Modulbauweisen für ein umweltgerechteres Bauen

Claus Berndorfer, Firmengruppe Max Bögl, und Anton Braun,
Vorstand SSF Ingenieure AG, im Gespräch über die Vorteile
segmentierter Bauweisen für den Umweltschutz.

Claus Berndorfer (links) und Anton Braun (rechts) im Gespräch über modulares Bauen.

 

Herr Berndorfer, wie lange sind Sie schon bei Max Bögl beschäftigt und welche Aufgaben verantworten Sie?

» Claus Berndorfer: Ich arbeite seit circa 20 Jahren für Max Bögl und bin seit ungefähr 5 Jahren für Produktentwicklung und Innovation im Bereich Infrastruktur verantwortlich.
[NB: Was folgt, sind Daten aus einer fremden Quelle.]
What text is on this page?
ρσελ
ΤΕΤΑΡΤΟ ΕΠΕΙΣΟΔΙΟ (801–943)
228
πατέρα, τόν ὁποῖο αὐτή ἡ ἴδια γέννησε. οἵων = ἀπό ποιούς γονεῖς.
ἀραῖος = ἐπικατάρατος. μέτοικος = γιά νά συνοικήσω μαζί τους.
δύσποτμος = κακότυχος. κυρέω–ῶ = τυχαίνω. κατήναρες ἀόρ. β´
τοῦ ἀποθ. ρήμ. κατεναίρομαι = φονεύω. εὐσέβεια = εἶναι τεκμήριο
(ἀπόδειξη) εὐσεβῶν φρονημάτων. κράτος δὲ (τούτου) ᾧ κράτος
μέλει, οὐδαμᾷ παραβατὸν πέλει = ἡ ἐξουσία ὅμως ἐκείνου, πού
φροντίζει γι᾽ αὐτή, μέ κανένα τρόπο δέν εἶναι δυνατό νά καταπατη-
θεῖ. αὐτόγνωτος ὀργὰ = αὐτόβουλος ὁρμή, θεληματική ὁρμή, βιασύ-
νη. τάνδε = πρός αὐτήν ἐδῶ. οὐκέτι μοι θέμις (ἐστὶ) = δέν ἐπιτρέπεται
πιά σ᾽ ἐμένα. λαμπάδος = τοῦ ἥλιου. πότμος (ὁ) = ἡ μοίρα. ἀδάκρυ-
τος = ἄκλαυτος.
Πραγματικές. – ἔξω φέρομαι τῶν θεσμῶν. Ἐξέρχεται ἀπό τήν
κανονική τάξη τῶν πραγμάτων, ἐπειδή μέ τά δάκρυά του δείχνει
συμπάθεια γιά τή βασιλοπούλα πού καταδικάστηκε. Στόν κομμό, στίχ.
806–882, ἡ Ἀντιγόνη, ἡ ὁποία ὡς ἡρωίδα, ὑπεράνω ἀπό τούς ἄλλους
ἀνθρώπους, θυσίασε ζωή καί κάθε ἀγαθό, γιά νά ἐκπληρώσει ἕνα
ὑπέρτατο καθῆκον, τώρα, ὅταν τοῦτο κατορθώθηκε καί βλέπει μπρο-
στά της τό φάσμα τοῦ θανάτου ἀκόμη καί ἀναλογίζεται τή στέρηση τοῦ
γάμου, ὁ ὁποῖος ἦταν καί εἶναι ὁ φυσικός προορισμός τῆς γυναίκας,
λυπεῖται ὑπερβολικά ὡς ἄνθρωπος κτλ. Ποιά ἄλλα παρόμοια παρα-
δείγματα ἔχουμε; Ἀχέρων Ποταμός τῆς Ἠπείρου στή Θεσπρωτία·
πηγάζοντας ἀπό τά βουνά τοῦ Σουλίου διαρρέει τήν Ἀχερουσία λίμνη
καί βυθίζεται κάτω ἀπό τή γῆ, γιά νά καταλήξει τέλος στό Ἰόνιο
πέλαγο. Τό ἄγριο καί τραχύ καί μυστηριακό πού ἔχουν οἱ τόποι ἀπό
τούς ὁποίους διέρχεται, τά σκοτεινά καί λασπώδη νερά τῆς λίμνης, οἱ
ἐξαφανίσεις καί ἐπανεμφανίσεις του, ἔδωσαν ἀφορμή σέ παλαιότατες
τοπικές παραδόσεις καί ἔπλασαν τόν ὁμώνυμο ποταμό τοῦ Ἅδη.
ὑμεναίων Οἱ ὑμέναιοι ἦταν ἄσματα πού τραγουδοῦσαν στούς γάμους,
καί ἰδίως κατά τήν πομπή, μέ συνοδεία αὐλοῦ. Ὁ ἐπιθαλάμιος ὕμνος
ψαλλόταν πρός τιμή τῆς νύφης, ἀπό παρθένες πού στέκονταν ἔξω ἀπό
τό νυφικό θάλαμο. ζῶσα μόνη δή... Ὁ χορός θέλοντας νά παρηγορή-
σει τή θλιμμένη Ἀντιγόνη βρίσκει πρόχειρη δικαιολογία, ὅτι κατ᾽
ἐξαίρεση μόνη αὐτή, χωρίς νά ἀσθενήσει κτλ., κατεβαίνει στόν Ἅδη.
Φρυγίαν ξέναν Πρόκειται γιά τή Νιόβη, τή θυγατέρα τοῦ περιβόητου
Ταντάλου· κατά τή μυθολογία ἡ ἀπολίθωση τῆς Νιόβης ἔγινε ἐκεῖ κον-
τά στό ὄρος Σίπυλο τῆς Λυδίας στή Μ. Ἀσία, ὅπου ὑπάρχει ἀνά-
Sie haben sicherlich einen guten Einblick in den Zustand unseres Straßen- und Schienennetzes. Wie würden Sie es beschreiben?
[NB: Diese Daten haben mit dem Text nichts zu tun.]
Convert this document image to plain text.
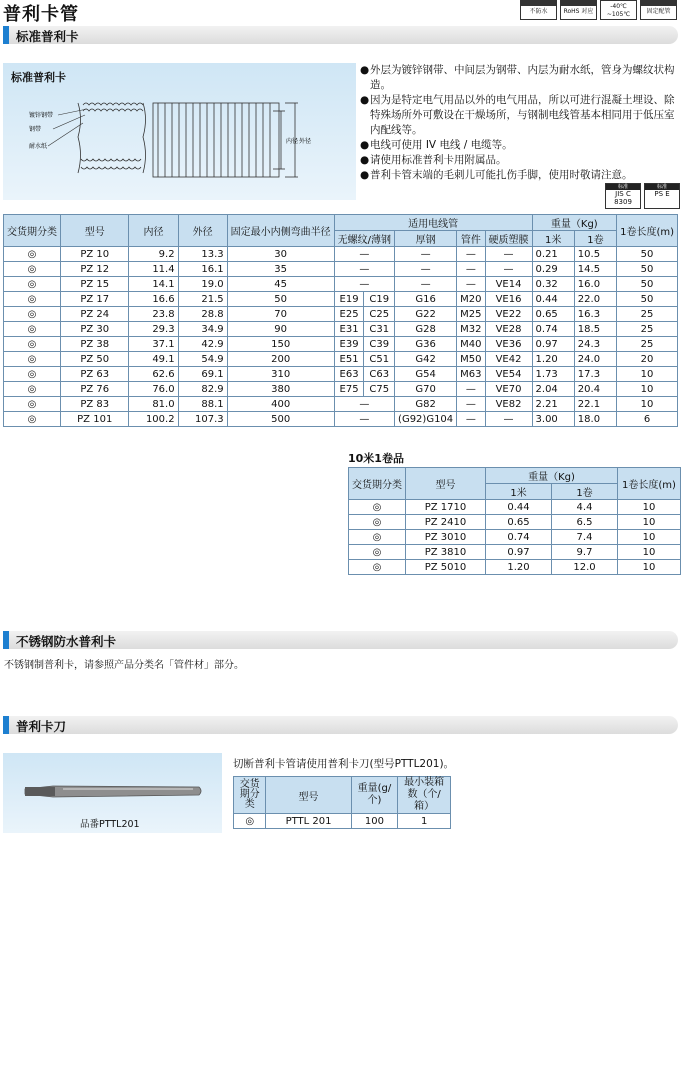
普利卡管	不防水	RoHS 对应
-40℃ ~105℃	固定配管
标准普利卡
标准普利卡
镀锌钢带
钢带
耐水纸
内径 外径
● 外层为镀锌钢带、中间层为钢带、内层为耐水纸，管身为螺纹状构造。
● 因为是特定电气用品以外的电气用品，所以可进行混凝土埋设、除特殊场所外可敷设在干燥场所，与钢制电线管基本相同用于低压室内配线等。
● 电线可使用 IV 电线 / 电缆等。
● 请使用标准普利卡用附属品。
● 普利卡管末端的毛刺儿可能扎伤手脚，使用时敬请注意。
标准
JIS C 8309
标准
PS E
交货期分类	型号	内径	外径	固定最小内侧弯曲半径	适用电线管					重量（Kg)		1卷长度(m)
					无螺纹/薄钢		厚钢	管件	硬质塑膜	1米	1卷	
◎	PZ 10	9.2	13.3	30	—		—	—	—	0.21	10.5	50
◎	PZ 12	11.4	16.1	35	—		—	—	—	0.29	14.5	50
◎	PZ 15	14.1	19.0	45	—		—	—	VE14	0.32	16.0	50
◎	PZ 17	16.6	21.5	50	E19	C19	G16	M20	VE16	0.44	22.0	50
◎	PZ 24	23.8	28.8	70	E25	C25	G22	M25	VE22	0.65	16.3	25
◎	PZ 30	29.3	34.9	90	E31	C31	G28	M32	VE28	0.74	18.5	25
◎	PZ 38	37.1	42.9	150	E39	C39	G36	M40	VE36	0.97	24.3	25
◎	PZ 50	49.1	54.9	200	E51	C51	G42	M50	VE42	1.20	24.0	20
◎	PZ 63	62.6	69.1	310	E63	C63	G54	M63	VE54	1.73	17.3	10
◎	PZ 76	76.0	82.9	380	E75	C75	G70	—	VE70	2.04	20.4	10
◎	PZ 83	81.0	88.1	400	—		G82	—	VE82	2.21	22.1	10
◎	PZ 101	100.2	107.3	500	—		(G92)G104	—	—	3.00	18.0	6
10米1卷品
交货期分类	型号	重量（Kg)		1卷长度(m)
		1米	1卷	
◎	PZ 1710	0.44	4.4	10
◎	PZ 2410	0.65	6.5	10
◎	PZ 3010	0.74	7.4	10
◎	PZ 3810	0.97	9.7	10
◎	PZ 5010	1.20	12.0	10
不锈钢防水普利卡
不锈钢制普利卡，请参照产品分类名「管件材」部分。
普利卡刀
品番PTTL201
切断普利卡管请使用普利卡刀(型号PTTL201)。
交货期分类	型号	重量(g/个)	最小装箱数（个/箱）
◎	PTTL 201	100	1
» Claus Berndorfer: Die Situation ist bei beiden sehr ähnlich, es besteht sowohl bei der Straße als auch bei der Schiene ein großer Erneuerungs- und Sanierungsbedarf. Es wurde bei beiden in den letzten Jahrzehnten zu wenig in den Erhalt investiert. Nach der Deutschen Einheit lag der Fokus der Investitionen zu Recht auf den neuen Bundesländern, denn dort war der Nachholbedarf am größten. Allerdings fehlte in der breiten Öffentlichkeit das Bewusstsein, dass auch die Straßen und Brücken in den alten Bundesländern nicht für die Ewigkeit gebaut sind. Der stark gestiegene Schwerlastverkehr auf den Straßen hat den Alterungsprozess der hierfür nicht konzipierten Brücken noch beschleunigt. Den Schienenverkehr hat man bis vor einigen Jahren, zumindest im Nahverkehrsbereich, als Auslaufmodell betrachtet und entsprechend wenig investiert.  Strecken wurden eher stillgelegt als modernisiert, Industriegleise zurückgebaut. Hier findet derzeit ein einschneidender Paradigmenwechsel statt.
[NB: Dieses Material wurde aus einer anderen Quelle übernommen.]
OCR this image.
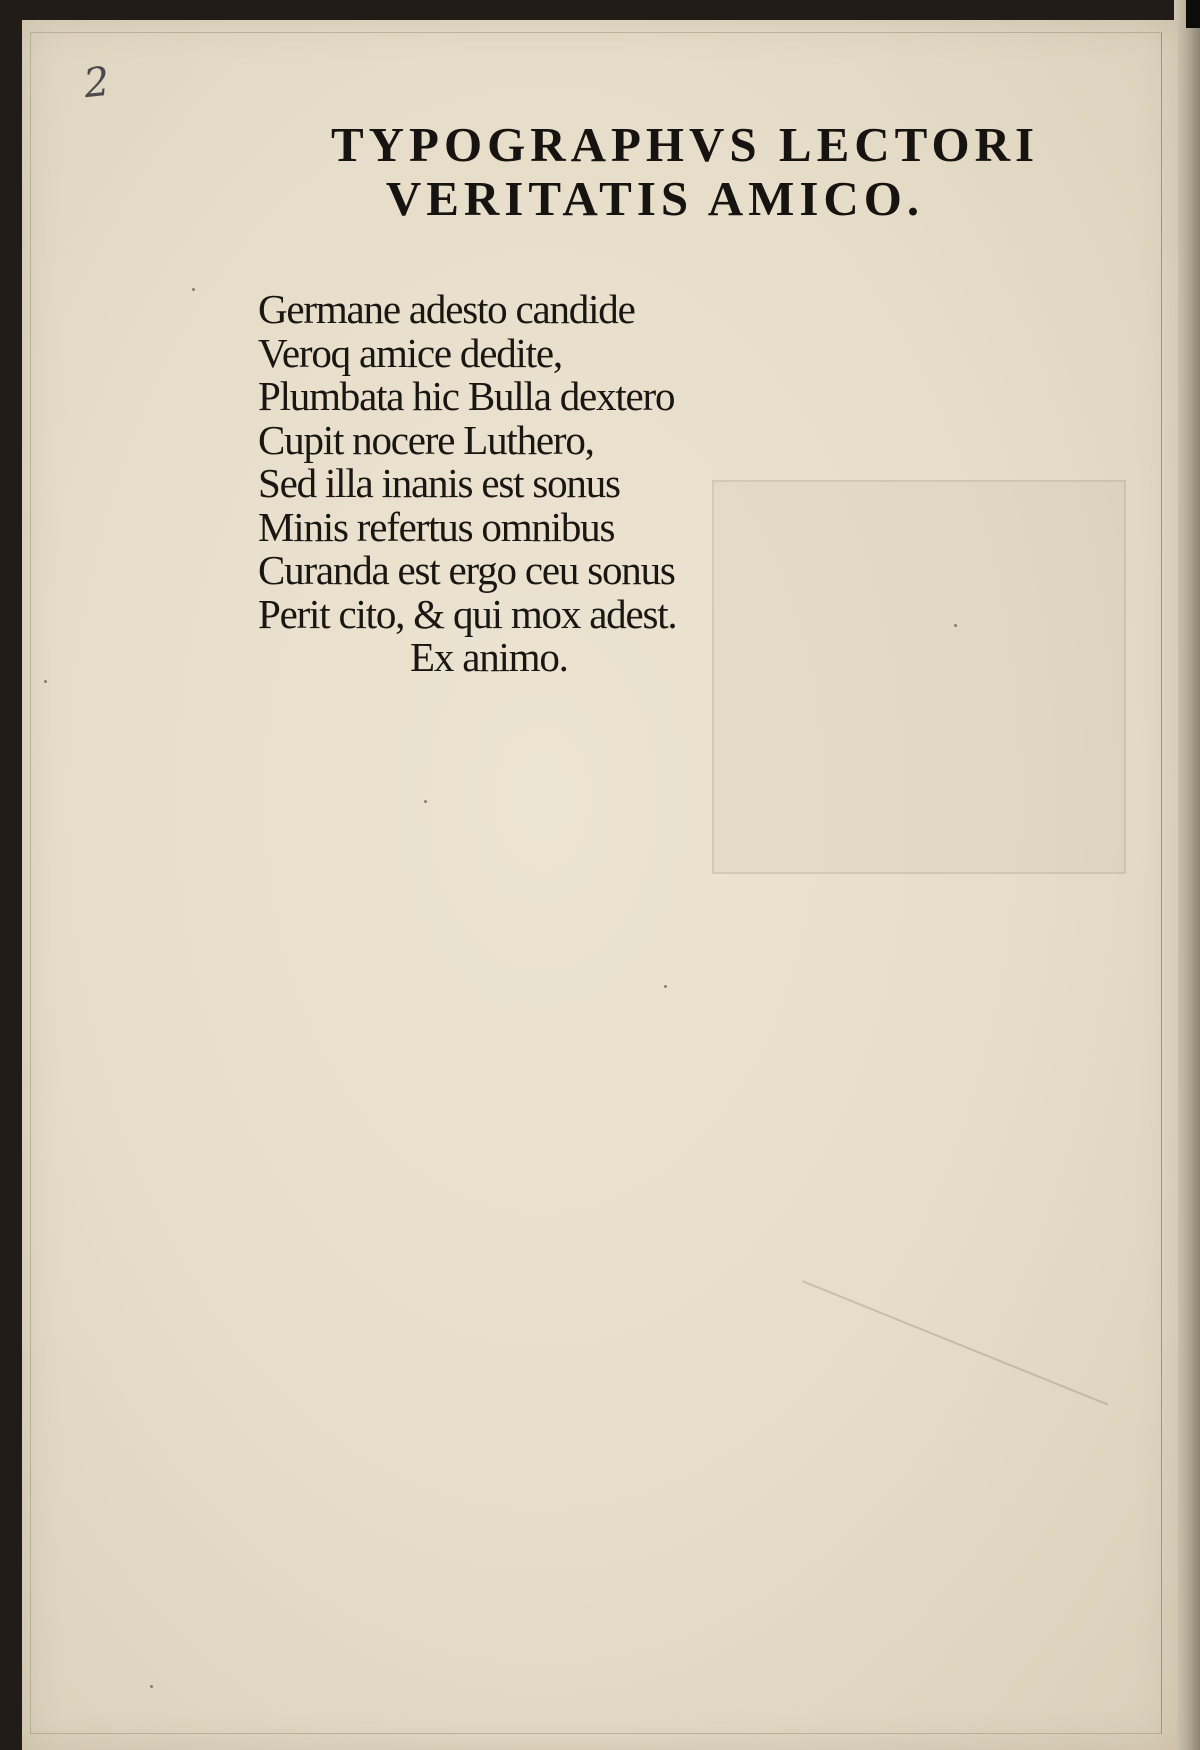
2
TYPOGRAPHVS LECTORI
VERITATIS AMICO.
Germane adesto candide
Veroq amice dedite,
Plumbata hic Bulla dextero
Cupit nocere Luthero,
Sed illa inanis est sonus
Minis refertus omnibus
Curanda est ergo ceu sonus
Perit cito, & qui mox adest.
Ex animo.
Sehen Sie im Hinblick auf die vielen notwendigen Brückenerneuerungsmaßnahmen in Deutschland weitere Ansätze, um die Baumaßnahmen nachhaltiger und schneller zu machen?

» Claus Berndorfer: Ja, man muss vor allem bei den Genehmigungsverfahren, dem Baurecht und dem Vergaberecht ansetzen. Man sollte weg von einem Preis- hin zu einem Entwurfswettbewerb mit ausgewogenen und fairen Vertragsbedingungen. Das heißt, wer die cleverste Idee zur Lösung einer Bauaufgabe hat, erhält den Zuschlag. Dabei müssen neben dem Preis auch Bauzeit und Nachhaltigkeit als Bewertungsfaktoren einfließen. Leider hat hier das Einspruchswesen zu einem gewaltigen Rückschritt beigetragen.

» Anton Braun: Das stimmt! Bis Mitte der 2000er-Jahre war es üblich, dass ein Unternehmen entweder dem Verwaltungsentwurf folgte oder ein Nebenangebot abgab, das nicht nur die Aufgabe erfüllte, sondern auch zusätzliche weitere Vorteile mit sich brachte. Daraufhin wurden jedoch immer wieder Einsprüche eingelegt, die die Realisierung des Objektes verzögerten. Das hatte zur Folge, dass die Verwaltung alle Nebenangebote unterband. Dies schadet den Projekten und der Innovationskraft der deutschen Bauindustrie. Deshalb sollte man Nebenangebote wieder zulassen, aber die Einspruchsmöglichkeiten drastisch reduzieren und vorhandene Einsprüche zügig prüfen.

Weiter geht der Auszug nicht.